The charges are serious: if convicted, Rubin faces decades in prison (the top sex-trafficking count carries mandatory minimum 15 years to life). CBS News


Present Day and What Comes Next

As of late 2025, the case is ongoing. Rubin has pleaded not guilty to the federal charges. His assistant is also charged. Prosecutors are still investigating additional victims. Connecticut Post+1

From a financial-career viewpoint, Rubin’s earlier wealth, reputation and networks are overshadowed by these allegations. For his family, children and former spouse (they divorced in July 2021 after 36 years of marriage) the personal cost is immense. The Economic Times+1

As for his earlier career achievements — pioneering CMOs, trading profitability, Wall Street roles — they now exist in tension with the legacy of alleged criminal abuse. The question of how time will judge him remains open.


Epilogue

Howard Rubin’s story remains unfinished. He was denied a $50M bail.

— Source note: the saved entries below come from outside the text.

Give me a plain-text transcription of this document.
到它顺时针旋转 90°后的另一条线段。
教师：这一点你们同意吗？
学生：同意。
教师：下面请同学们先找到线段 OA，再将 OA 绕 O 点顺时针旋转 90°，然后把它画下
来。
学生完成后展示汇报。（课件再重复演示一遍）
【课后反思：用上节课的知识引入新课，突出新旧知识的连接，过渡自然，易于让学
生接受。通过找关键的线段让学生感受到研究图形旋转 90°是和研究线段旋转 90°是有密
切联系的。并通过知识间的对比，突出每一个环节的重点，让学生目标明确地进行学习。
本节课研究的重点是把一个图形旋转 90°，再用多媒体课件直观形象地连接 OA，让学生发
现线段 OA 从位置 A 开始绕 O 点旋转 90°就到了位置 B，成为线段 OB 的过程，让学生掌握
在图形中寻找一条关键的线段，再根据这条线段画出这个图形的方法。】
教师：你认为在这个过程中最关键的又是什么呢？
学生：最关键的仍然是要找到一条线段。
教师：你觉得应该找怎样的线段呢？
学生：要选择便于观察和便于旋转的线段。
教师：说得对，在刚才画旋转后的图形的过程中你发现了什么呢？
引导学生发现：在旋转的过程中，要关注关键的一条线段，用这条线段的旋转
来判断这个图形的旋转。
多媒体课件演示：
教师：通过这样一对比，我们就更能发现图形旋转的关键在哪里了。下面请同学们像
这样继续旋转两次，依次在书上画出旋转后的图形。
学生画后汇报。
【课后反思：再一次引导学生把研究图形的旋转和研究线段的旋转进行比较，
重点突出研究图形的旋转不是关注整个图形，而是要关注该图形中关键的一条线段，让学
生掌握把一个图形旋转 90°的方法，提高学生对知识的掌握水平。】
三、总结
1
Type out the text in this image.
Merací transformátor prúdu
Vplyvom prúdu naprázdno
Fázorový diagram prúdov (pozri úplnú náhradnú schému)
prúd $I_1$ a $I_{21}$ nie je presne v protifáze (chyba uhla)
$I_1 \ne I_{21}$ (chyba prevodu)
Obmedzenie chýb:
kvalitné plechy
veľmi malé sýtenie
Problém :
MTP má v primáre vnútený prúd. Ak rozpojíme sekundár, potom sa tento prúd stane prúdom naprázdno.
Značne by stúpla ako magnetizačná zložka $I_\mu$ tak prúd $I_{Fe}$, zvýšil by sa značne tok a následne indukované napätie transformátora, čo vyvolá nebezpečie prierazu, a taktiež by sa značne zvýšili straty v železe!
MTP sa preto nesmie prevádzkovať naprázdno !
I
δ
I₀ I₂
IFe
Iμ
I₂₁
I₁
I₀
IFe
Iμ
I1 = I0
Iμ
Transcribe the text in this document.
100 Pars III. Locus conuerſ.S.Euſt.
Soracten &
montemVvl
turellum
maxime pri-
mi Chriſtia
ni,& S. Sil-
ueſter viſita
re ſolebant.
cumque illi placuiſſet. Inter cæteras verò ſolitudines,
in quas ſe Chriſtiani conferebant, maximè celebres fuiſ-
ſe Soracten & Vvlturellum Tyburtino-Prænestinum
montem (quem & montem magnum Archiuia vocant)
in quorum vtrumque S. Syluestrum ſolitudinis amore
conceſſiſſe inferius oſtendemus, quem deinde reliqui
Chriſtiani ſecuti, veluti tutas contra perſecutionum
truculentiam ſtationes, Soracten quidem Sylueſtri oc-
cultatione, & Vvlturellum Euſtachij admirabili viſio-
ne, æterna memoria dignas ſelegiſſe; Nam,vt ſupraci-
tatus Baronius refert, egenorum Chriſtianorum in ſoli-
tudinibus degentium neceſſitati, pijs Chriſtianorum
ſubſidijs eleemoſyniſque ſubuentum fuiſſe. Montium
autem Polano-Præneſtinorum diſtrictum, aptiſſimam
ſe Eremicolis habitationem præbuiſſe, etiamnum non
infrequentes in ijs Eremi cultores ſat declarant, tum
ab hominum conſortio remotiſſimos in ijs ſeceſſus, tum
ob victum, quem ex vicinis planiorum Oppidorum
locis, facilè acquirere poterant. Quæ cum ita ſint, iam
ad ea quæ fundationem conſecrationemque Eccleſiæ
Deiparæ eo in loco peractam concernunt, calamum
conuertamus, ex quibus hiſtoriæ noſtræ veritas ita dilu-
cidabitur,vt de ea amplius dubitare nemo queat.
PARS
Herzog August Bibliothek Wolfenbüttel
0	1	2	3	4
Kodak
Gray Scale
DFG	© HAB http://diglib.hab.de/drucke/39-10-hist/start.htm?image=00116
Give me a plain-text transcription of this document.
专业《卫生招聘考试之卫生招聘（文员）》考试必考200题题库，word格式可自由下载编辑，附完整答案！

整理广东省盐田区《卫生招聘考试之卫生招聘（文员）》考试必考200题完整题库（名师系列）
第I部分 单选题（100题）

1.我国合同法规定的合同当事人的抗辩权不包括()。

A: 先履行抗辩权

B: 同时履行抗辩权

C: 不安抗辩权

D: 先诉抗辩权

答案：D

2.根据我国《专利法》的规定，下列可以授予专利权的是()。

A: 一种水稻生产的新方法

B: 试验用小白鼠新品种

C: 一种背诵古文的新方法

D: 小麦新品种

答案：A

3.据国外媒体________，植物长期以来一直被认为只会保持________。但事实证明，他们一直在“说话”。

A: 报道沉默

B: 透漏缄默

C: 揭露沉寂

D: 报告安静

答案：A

Whether justice will hold him accountable, whether the victims will be made whole in some measure, whether his family will recover in some way — all remain uncertain. What is clear is that his life encapsulates not only the dizzying heights of finance but also a profound collapse into allegations of exploitation.

In the end, the kid from Massachusetts who was once sitting in a multi-million penthouse in NYC, now sitting in a jail cell waiting to see what his future will be.